Dans le prolongement des Nouvelles Nouvelles, Donneau de Visé réutilisera de différentes manières le personnage du nouvelliste dans certaines des œuvres qu’il fera paraître au cours des années suivantes.

Un personnage comique : « Les Soirées des auberges » (1663) et Les Nouvelles galantes comiques et tragiques (1669)

Moins d’une année après les Nouvelles Nouvelles, le libraire Jean Ribou publie en décembre 1663 un recueil nommé Les Diversités galantes, dont la paternité des textes est attribuée à Donneau de Visé. L’un de ceux-ci, « Les Soirées des auberges », rassemble autour d’une table des convives au fort potentiel comique (un capitaine, un plaideur, un cocu, …) qui échangent de brèves narrations. Parmi eux se trouve un nouvelliste, qui hérite des traits d’incivilité comique de ses prédécesseurs des Nouvelles Nouvelles. [extraits] - Il se presse de débiter des nouvelles
« Chacun commençait à manger et le nouvelliste avait, en se mettant à table, entamé deux ou trois nouvelles et commencé à entretenir la compagnie […] » (p. 19)

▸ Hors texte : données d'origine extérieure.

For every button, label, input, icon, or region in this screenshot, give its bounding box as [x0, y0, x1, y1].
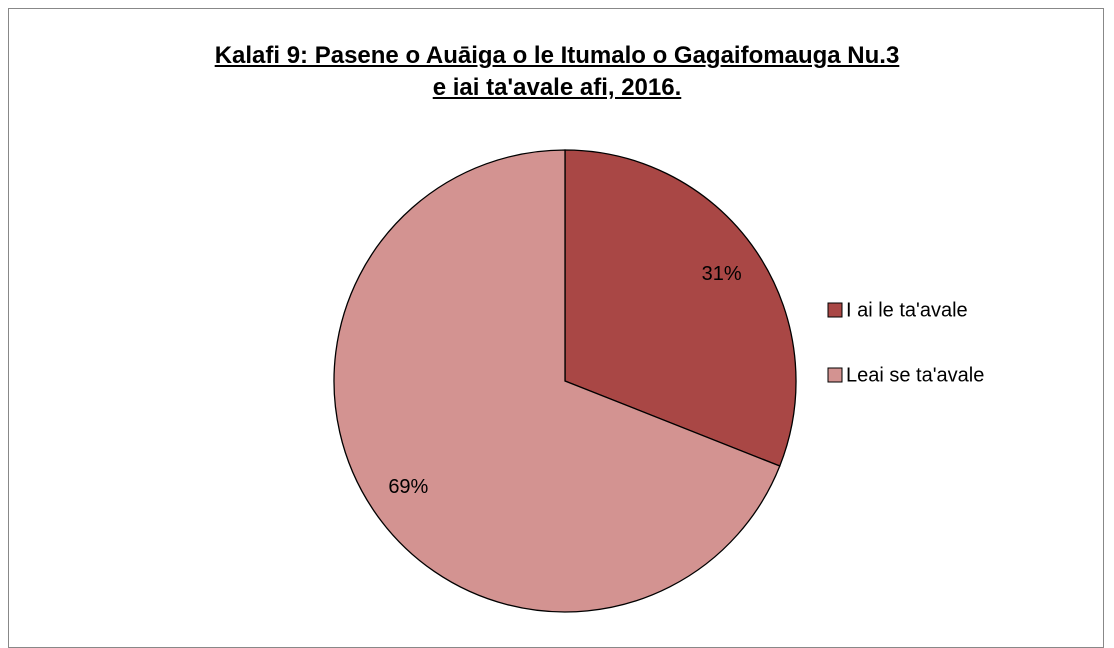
page: Kalafi 9: Pasene o Auāiga o le Itumalo o…	[8, 8, 1104, 648]
legend-swatch	[827, 367, 843, 383]
data-label: 69%	[388, 476, 428, 498]
chart-title: Kalafi 9: Pasene o Auāiga o le Itumalo o…	[214, 42, 900, 101]
legend-swatch	[827, 302, 843, 318]
data-label: 31%	[702, 263, 742, 285]
legend-label: Leai se ta'avale	[846, 364, 984, 386]
pie-slice	[333, 149, 781, 613]
legend-label: I ai le ta'avale	[846, 299, 968, 321]
pie-slice	[564, 149, 797, 467]
chart: 31% I ai le ta'avale 69% Leai se ta'avale	[333, 149, 984, 613]
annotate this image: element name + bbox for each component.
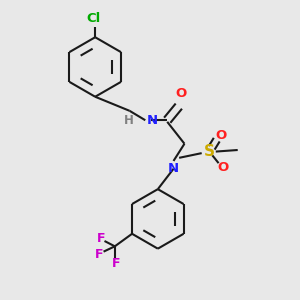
Text: N: N xyxy=(168,162,179,175)
Text: F: F xyxy=(97,232,105,245)
Text: O: O xyxy=(176,87,187,100)
Text: N: N xyxy=(147,114,158,127)
Text: F: F xyxy=(95,248,103,261)
Text: S: S xyxy=(204,144,215,159)
Text: Cl: Cl xyxy=(86,12,101,25)
Text: O: O xyxy=(215,129,227,142)
Text: F: F xyxy=(112,257,121,270)
Text: O: O xyxy=(218,161,229,174)
Text: H: H xyxy=(124,114,134,127)
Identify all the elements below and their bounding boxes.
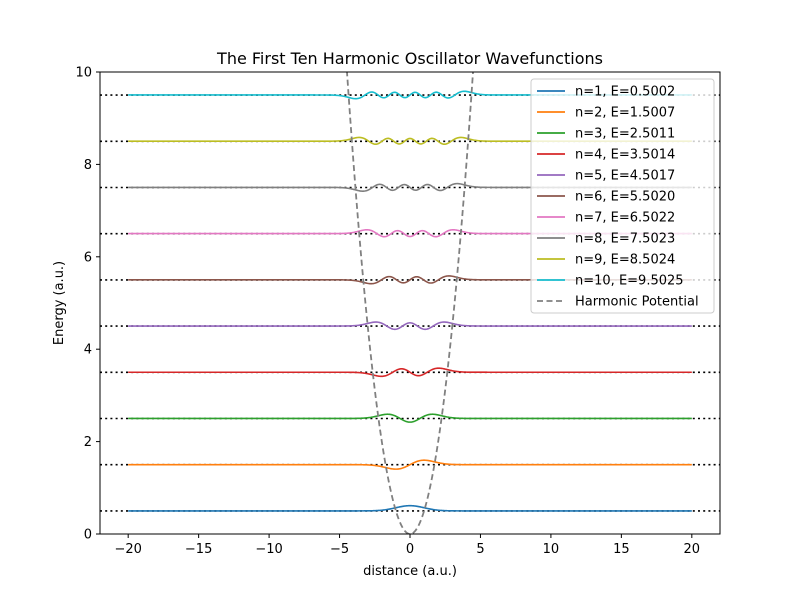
- legend-label: n=10, E=9.5025: [575, 274, 684, 289]
- y-tick-label: 2: [84, 435, 92, 450]
- x-tick-label: −15: [185, 542, 212, 557]
- y-tick-label: 8: [84, 158, 92, 173]
- legend-label: n=4, E=3.5014: [575, 148, 675, 163]
- legend-label: n=5, E=4.5017: [575, 169, 675, 184]
- y-axis: 0 2 4 6 8 10: [75, 66, 100, 543]
- legend-label: Harmonic Potential: [575, 295, 699, 310]
- series-line-n1: [128, 504, 692, 512]
- legend-label: n=7, E=6.5022: [575, 211, 675, 226]
- series-line-n3: [128, 413, 692, 423]
- x-tick-label: 10: [543, 542, 560, 557]
- y-tick-label: 6: [84, 250, 92, 265]
- legend-label: n=3, E=2.5011: [575, 127, 675, 142]
- potential-curve-group: [346, 72, 474, 534]
- x-tick-label: 0: [406, 542, 414, 557]
- legend-label: n=9, E=8.5024: [575, 253, 675, 268]
- legend-label: n=2, E=1.5007: [575, 106, 675, 121]
- x-tick-label: −20: [114, 542, 141, 557]
- x-tick-label: 5: [476, 542, 484, 557]
- series-line-n5: [128, 321, 692, 331]
- y-tick-label: 0: [84, 528, 92, 543]
- x-tick-label: 15: [613, 542, 630, 557]
- legend: n=1, E=0.5002 n=2, E=1.5007 n=3, E=2.5011 n…: [530, 78, 715, 314]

- Il est bavard et peine à rester silencieux. En outre, son obsession des nouvelles le mène à outrepasser les bornes de la civilité. Enfin, les nouvelles ne sont jamais dignes de foi.
« [A la suite d’une narration relativement courte] Le tout n’est pas impossible, reprit le nouvelliste qui n’avait demeuré qu’avec beaucoup de peine si longtemps sans parler. Mais passons à d’autres choses, poursuivit-il. Après avoir dit ces paroles, il demanda des nouvelles à toute la compagnie, et lorsque chacun lui eut dit ce qu’il savait, ou plutôt, ce qu’il ne savait pas, il reprit de chef la parole. » (p. 32)

- Il saute d’un sujet à l’autre
« Mais le nouvelliste, qui n’aimait pas qu’on s’arrêta si longtemps sur une même matière, parla en un moment de cent choses différentes. Il fit la description d’un bal, il parla d’un mariage, d’une collation, d’une partie de chasse, d’une audience qu’un ambassadeur avait eu ce jour-là du roi et d’un voyage dont on parlait à la cour. » (p. 36-37)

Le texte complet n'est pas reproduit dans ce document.